Script tools for data set processing [with code]

When doing classification projects (including target detection), the preprocessing of data sets is often involved. Here I will open source some tool script codes I wrote for everyone to use, and will update them from time to time in the future.

Related functions:

1. Classification task one-hot label to single label

2. Statistics of each category in the data set

3. The width and height distribution of pictures in the data set, and the aspect ratio distribution

4. Visualize images with extreme aspect ratios in the dataset


1.one-hot label to order label

For example, the format of our data set is as follows, and the label is in one-hot format.

image1_path.png 1 0 0 # 1 0 0 is a cat

image2_path.png 0 1 0 # 0 1 0 is a dog

image3_path.png 0 0 1 # 0 0 1 is a bird

Now we need to convert one-hot to single category. For example: 0-cat, 1-dog, 2-bird, which is the following form:

image1_path.png 0

image2_path.png 1

image3_path.png 2

......

code show as below:

Among them, train and test are the training set and test set. You can modify the relevant paths according to your own needs.

# 1 0 0-> 0 猫
# 0 1 0-> 1 狗
# 0 0 1-> 2 鸟

train = False
test = False

if train:
    label_list_path = 'or_train.txt' # one-hot数据集的txt路径
    txt_path = '/train.txt' # 处理后的保存路径
elif test:
    label_list_path = 'or_test.txt' # one-hot.txt 路径
    txt_path = '/test.txt' # 处理后的保存路径
with open(label_list_path, 'r') as f:
    lines = f.readlines()
f.close()

label_list = []
for line in lines:
    image_path = line[:-7]
    one_hot_label = line[len(image_path)+1:].strip()
    label = ''

    if one_hot_label == '1 0 0': # 猫
        label = '0'
    elif one_hot_label == '0 1 0': # 狗
        label = '1'
    elif one_hot_label == '0 0 1': # 鸟
        label = '2'
    label_list.append(image_path + ' ' + label)

file = open(txt_path,'w')
for label in label_list:
    file.write(label + '\n')
file.close()

 


 2. Statistics of each category in the data set

The number of each category can be counted and printed, where txt_path is the txt file of the data set. Similarly, it can be modified according to the actual situation.

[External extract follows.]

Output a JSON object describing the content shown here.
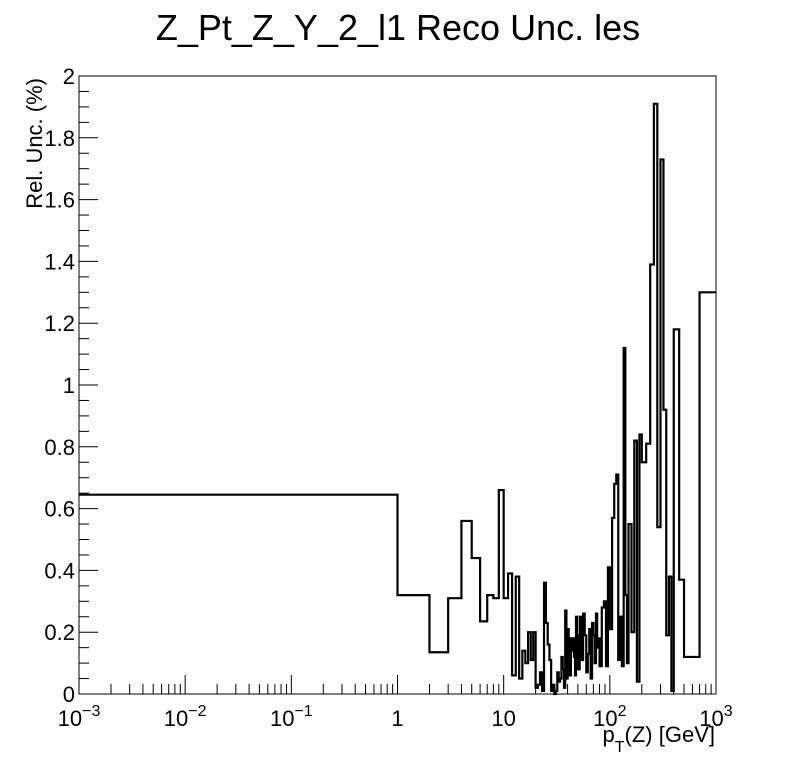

def label_count(txt_path):
    '''
    函数功能:统计数据集中各个类别的数量以及在整个数据集中的占比
    txt_path:label_list.txt路径,要求label是单标签,不能是one-hot形式
    '''
    all_targets = 0
    class1 = 0  # 记录类别1的数量
    class2 = 0  # 记录类别2的数量
    class3 = 0  # 记录类别3的数量
    with open(txt_path, 'r') as f:
        lines = f.readlines()
    f.close()
    for line in lines:
        label = line.split()[1]
        if label != '':
            all_targets += 1
        if label == '0':  # 猫
            class1 += 1
        elif label == '1':  # 狗
            class2 += 1
        elif label == '2':   # 鸟
            class3 += 1
    print("总目标数量:{}".format(all_targets))
    print("0-猫:{},占比{:.2f}%".format(class1, (class1 / all_targets)*100))
    print("1-狗:{},占比{:.2f}%".format(class2, (class2 / all_targets)*100))
    print("2-鸟:{},占比{:.2f}%".format(class3, (class3 / all_targets)*100))
    return (class1, class2, class3)

The printing effect is as follows:

Total number of targets: 100928
0-cat:20570, accounting for 20.38%
1-Dog: 15288, accounting for 15.15%
2-Bird: 65070, accounting for 64.47%

If you also want to display the number of each class in the form of a histogram, the code is as follows:

def plot_bar(data):
    '''
    函数功能:将每个类的数量在柱状图中显示出来
    '''
    class_names = ['猫', '狗', '鸟']
    # 类别数量
    counts = [x for x in data]
    # 绘制柱状图
    plt.bar(class_names, counts)

    # 添加标签
    for i in range(len(class_names)):
        plt.text(i, counts[i], str(counts[i]), ha='center', va='bottom')
    # 设置标题和坐标轴标签
    plt.title('目标类别数量')
    plt.xlabel('类别')
    plt.ylabel('数量')

    # 显示图形
    plt.show()

 


3. The width and height distribution of pictures in the data set, and the aspect ratio distribution

For example, you want to count the width and height distribution and aspect ratio distribution of all data in the data set. code show as below:

Where root_path is the root directory path of the data set, and txt_path is the txt path of the data set. This requires modifying the code according to your actual situation, as long as the image can be read completely from the txt.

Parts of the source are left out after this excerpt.